Gegenwarts- und Zukunfts-Szenario mit Empfehlungen für Therapie und Praxis war Inhalt des 1. Hirschfeld-Tiburtius-Symposiums des Dentista-Verbandes am 6. Juni in Berlin. Unter der Überschrift „HighTech versus LowTech - Zahnmedizin in Zeiten der Wirtschaftsschwäche“ standen in drei Programmblöcken die Patienten, die Zahnmedizin und die Praxen im Blickpunkt.

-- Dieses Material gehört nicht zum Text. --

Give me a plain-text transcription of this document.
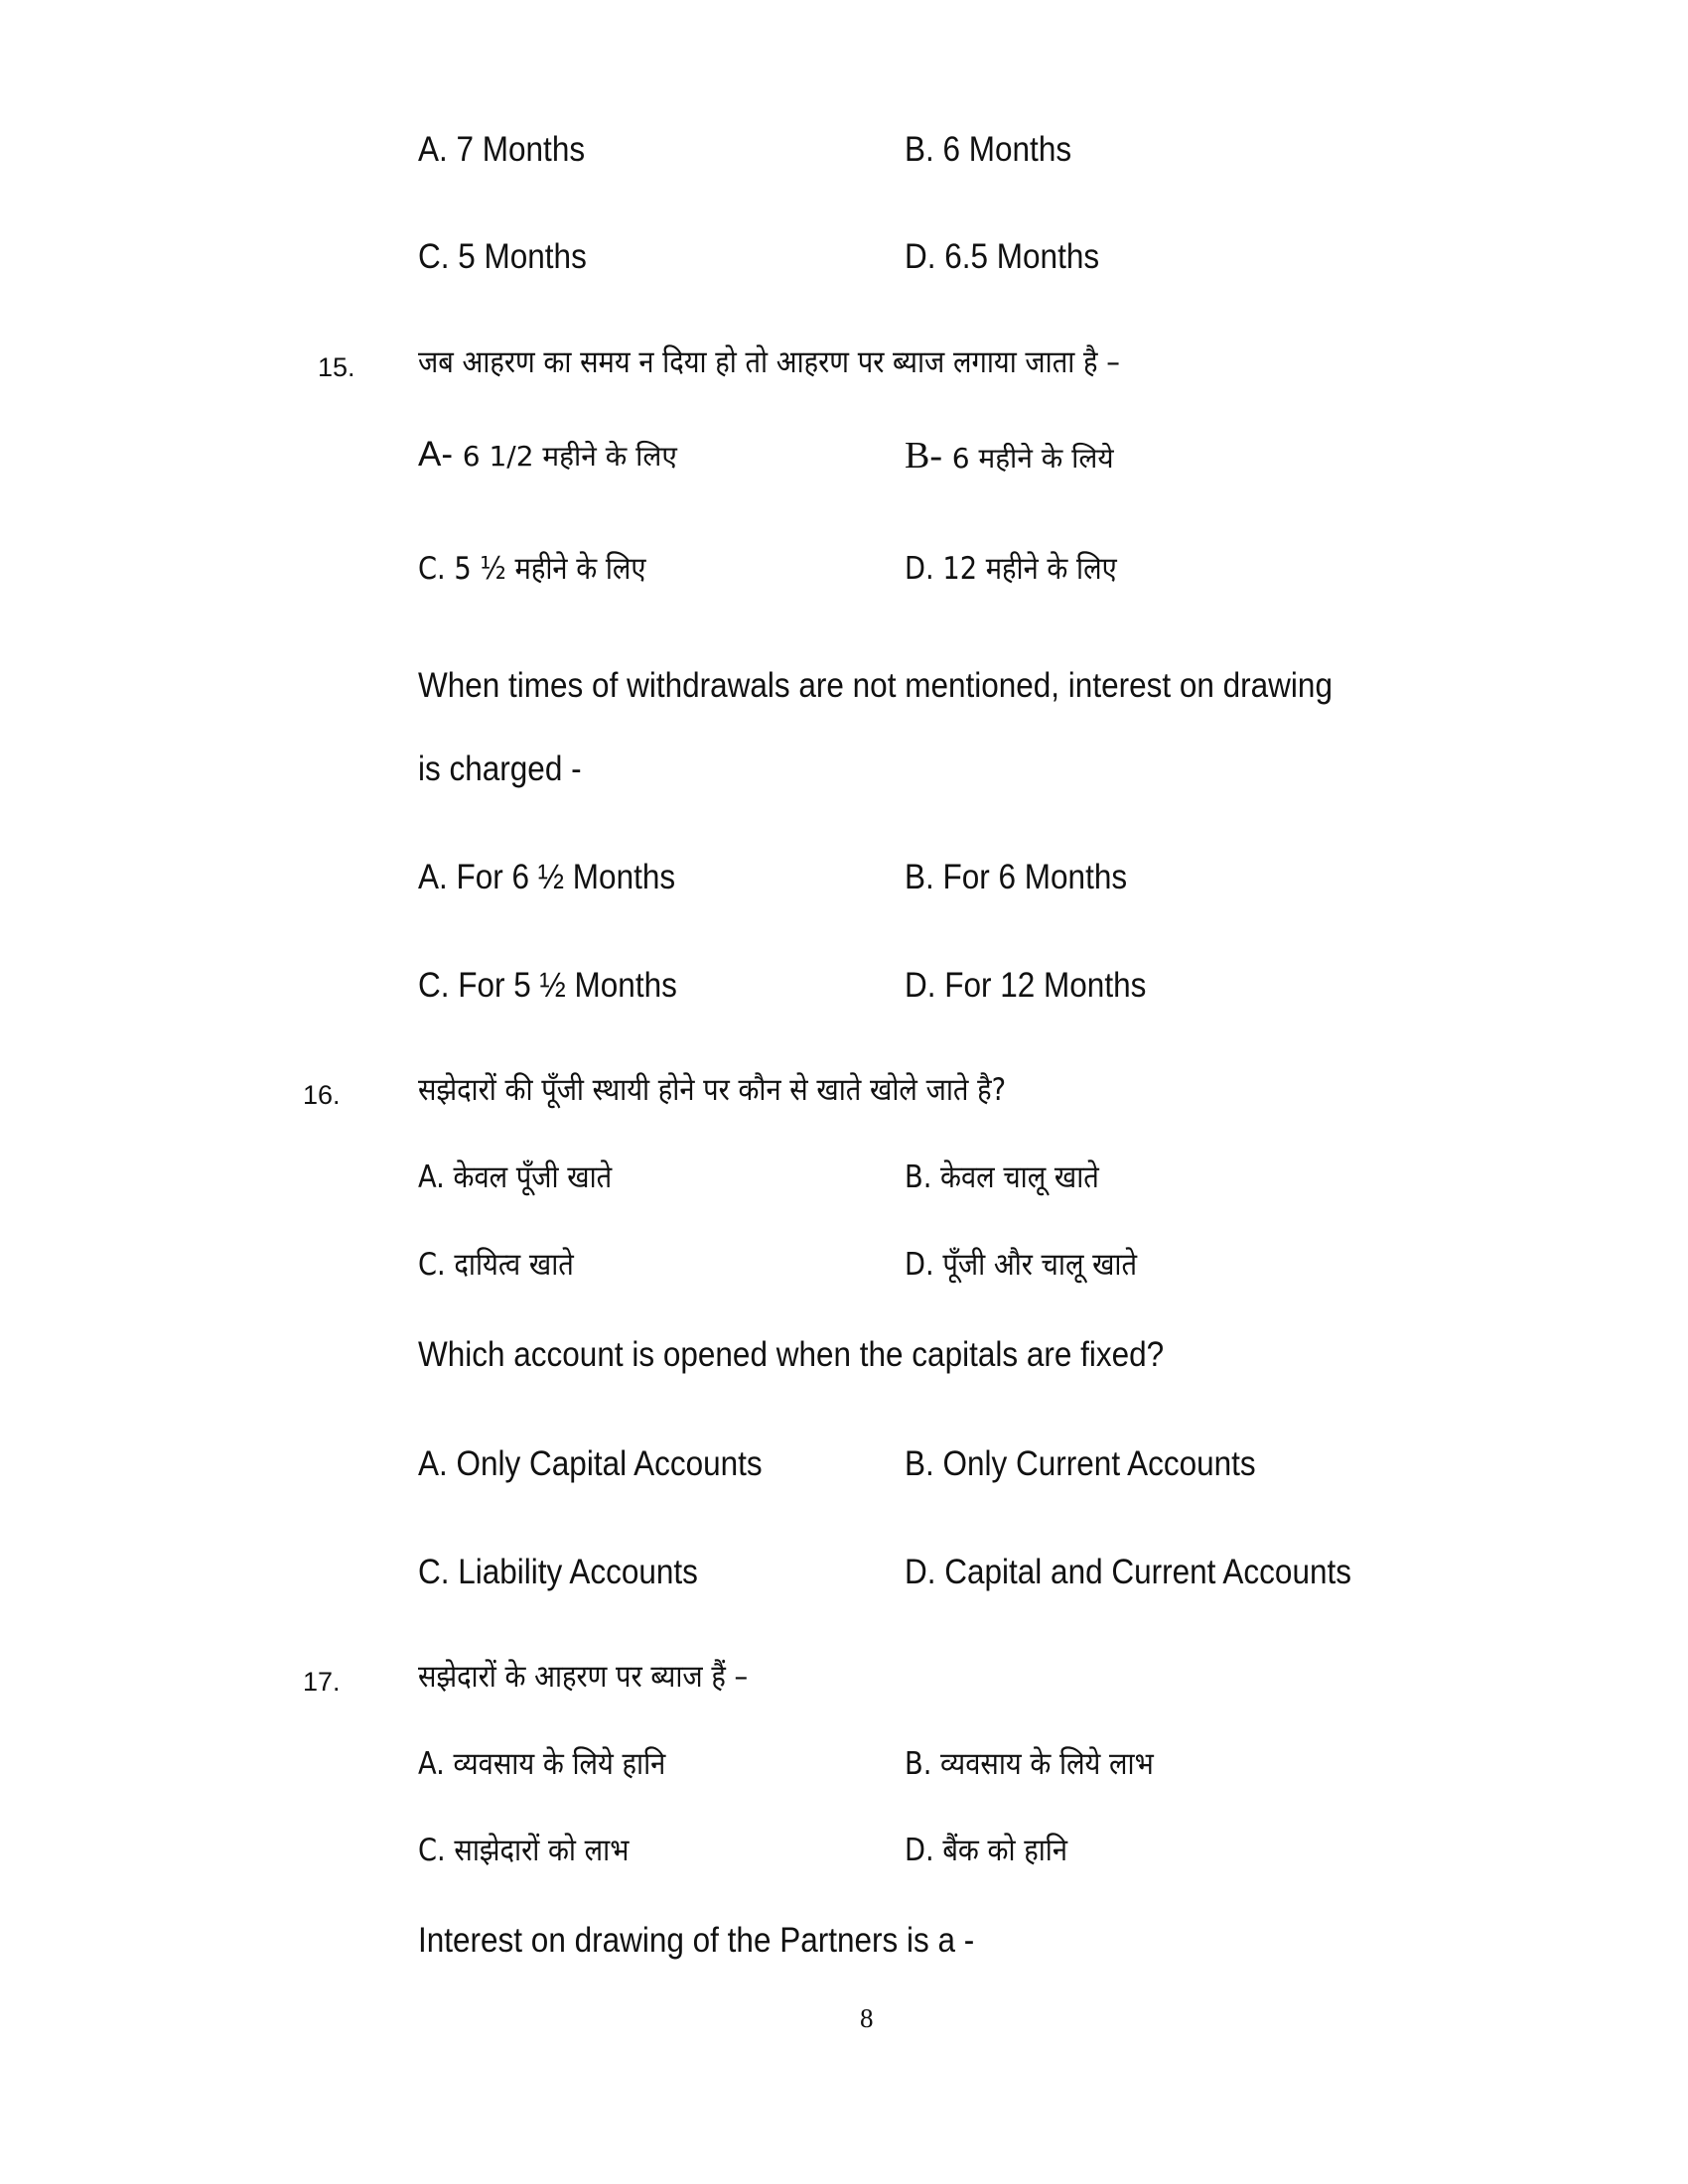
A. 7 Months	B. 6 Months
C. 5 Months	D. 6.5 Months
15. जब आहरण का समय न दिया हो तो आहरण पर ब्याज लगाया जाता है –
A- 6 1/2 महीने के लिए	B- 6 महीने के लिये
C. 5 ½ महीने के लिए	D. 12 महीने के लिए
When times of withdrawals are not mentioned, interest on drawing
is charged -
A. For 6 ½ Months	B. For 6 Months
C. For 5 ½ Months	D. For 12 Months
16.	सझेदारों की पूँजी स्थायी होने पर कौन से खाते खोले जाते है?
A. केवल पूँजी खाते	B. केवल चालू खाते
C. दायित्व खाते	D. पूँजी और चालू खाते
Which account is opened when the capitals are fixed?
A. Only Capital Accounts	B. Only Current Accounts
C. Liability Accounts	D. Capital and Current Accounts
17.	सझेदारों के आहरण पर ब्याज हैं –
A. व्यवसाय के लिये हानि	B. व्यवसाय के लिये लाभ
C. साझेदारों को लाभ	D. बैंक को हानि
Interest on drawing of the Partners is a -
8
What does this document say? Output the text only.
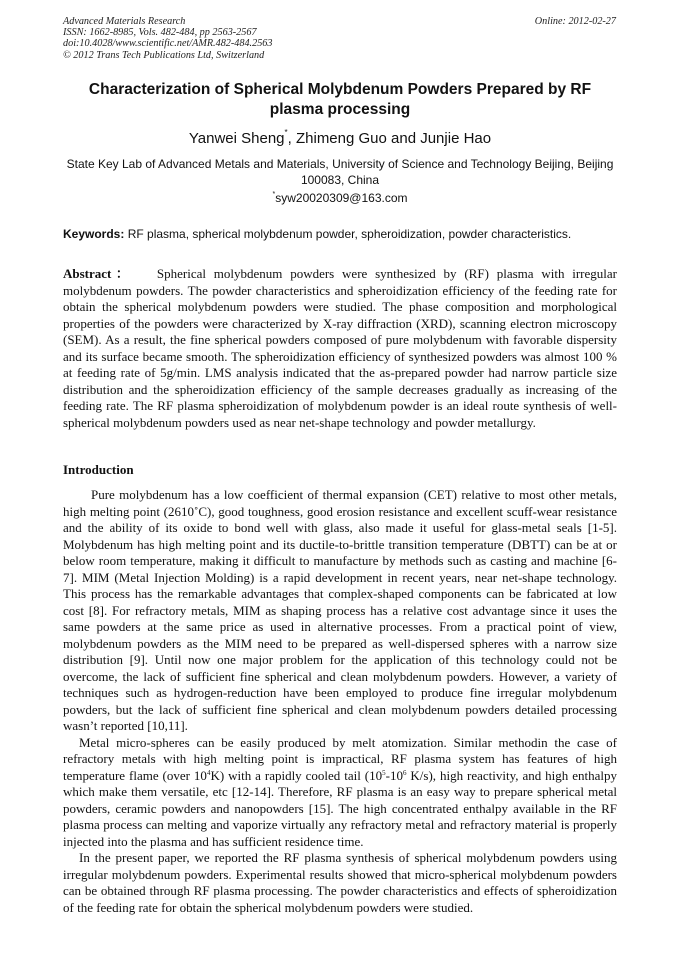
Advanced Materials Research
ISSN: 1662-8985, Vols. 482-484, pp 2563-2567
doi:10.4028/www.scientific.net/AMR.482-484.2563
© 2012 Trans Tech Publications Ltd, Switzerland
Online: 2012-02-27
Characterization of Spherical Molybdenum Powders Prepared by RF plasma processing
Yanwei Sheng*, Zhimeng Guo and Junjie Hao
State Key Lab of Advanced Metals and Materials, University of Science and Technology Beijing, Beijing 100083, China
*syw20020309@163.com
Keywords: RF plasma, spherical molybdenum powder, spheroidization, powder characteristics.
Abstract： Spherical molybdenum powders were synthesized by (RF) plasma with irregular molybdenum powders. The powder characteristics and spheroidization efficiency of the feeding rate for obtain the spherical molybdenum powders were studied. The phase composition and morphological properties of the powders were characterized by X-ray diffraction (XRD), scanning electron microscopy (SEM). As a result, the fine spherical powders composed of pure molybdenum with favorable dispersity and its surface became smooth. The spheroidization efficiency of synthesized powders was almost 100 % at feeding rate of 5g/min. LMS analysis indicated that the as-prepared powder had narrow particle size distribution and the spheroidization efficiency of the sample decreases gradually as increasing of the feeding rate. The RF plasma spheroidization of molybdenum powder is an ideal route synthesis of well- spherical molybdenum powders used as near net-shape technology and powder metallurgy.
Introduction

Pure molybdenum has a low coefficient of thermal expansion (CET) relative to most other metals, high melting point (2610˚C), good toughness, good erosion resistance and excellent scuff-wear resistance and the ability of its oxide to bond well with glass, also made it useful for glass-metal seals [1-5]. Molybdenum has high melting point and its ductile-to-brittle transition temperature (DBTT) can be at or below room temperature, making it difficult to manufacture by methods such as casting and machine [6-7]. MIM (Metal Injection Molding) is a rapid development in recent years, near net-shape technology. This process has the remarkable advantages that complex-shaped components can be fabricated at low cost [8]. For refractory metals, MIM as shaping process has a relative cost advantage since it uses the same powders at the same price as used in alternative processes. From a practical point of view, molybdenum powders as the MIM need to be prepared as well-dispersed spheres with a narrow size distribution [9]. Until now one major problem for the application of this technology could not be overcome, the lack of sufficient fine spherical and clean molybdenum powders. However, a variety of techniques such as hydrogen-reduction have been employed to produce fine irregular molybdenum powders, but the lack of sufficient fine spherical and clean molybdenum powders detailed processing wasn’t reported [10,11].

Metal micro-spheres can be easily produced by melt atomization. Similar methodin the case of refractory metals with high melting point is impractical, RF plasma system has features of high temperature flame (over $10^4K$) with a rapidly cooled tail ($10^5-10^6$ K/s), high reactivity, and high enthalpy which make them versatile, etc [12-14]. Therefore, RF plasma is an easy way to prepare spherical metal powders, ceramic powders and nanopowders [15]. The high concentrated enthalpy available in the RF plasma process can melting and vaporize virtually any refractory metal and refractory material is properly injected into the plasma and has sufficient residence time.

In the present paper, we reported the RF plasma synthesis of spherical molybdenum powders using irregular molybdenum powders. Experimental results showed that micro-spherical molybdenum powders can be obtained through RF plasma processing. The powder characteristics and effects of spheroidization of the feeding rate for obtain the spherical molybdenum powders were studied.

Bedrückend deutlich wurde, dass der Trend zu einer hohen und vielleicht weiter steigenden Anzahl wirtschaftsschwacher Menschen noch länger anhalten wird (Dr. Rudolf Martens/Paritätische Forschungsstelle; Dr. David Klingenberger/IDZ). Damit wird auch die Zahl der Patienten, die als sozioökonomisch schwache Gruppe in der Gesellschaft die größte Last an Gesundheitsproblemen auf sich vereinen, weiter steigen – eine Herausforderung für den zahnärztlichen Berufsstand, den dieser allein nicht wird stemmen können (Dr. Dietmar Oesterreich/BZÄK), auch die Bildungspolitik sei hier gefordert. Anders als oft vermutet ist bei dieser Bevölkerungsgruppe durchaus Interesse an Gesundheitsangeboten vorhanden – aufgrund von habituellen und kommunikativen Schwierigkeiten aber verschüttet oder überlagert (Soziologe Prof. Dr. Raimund Geene/Universität Magdeburg). Ein respektvolles Zugehen auf die Patienten könne Ansätze zu gesundheitsbewusstem Verhalten ausbauen.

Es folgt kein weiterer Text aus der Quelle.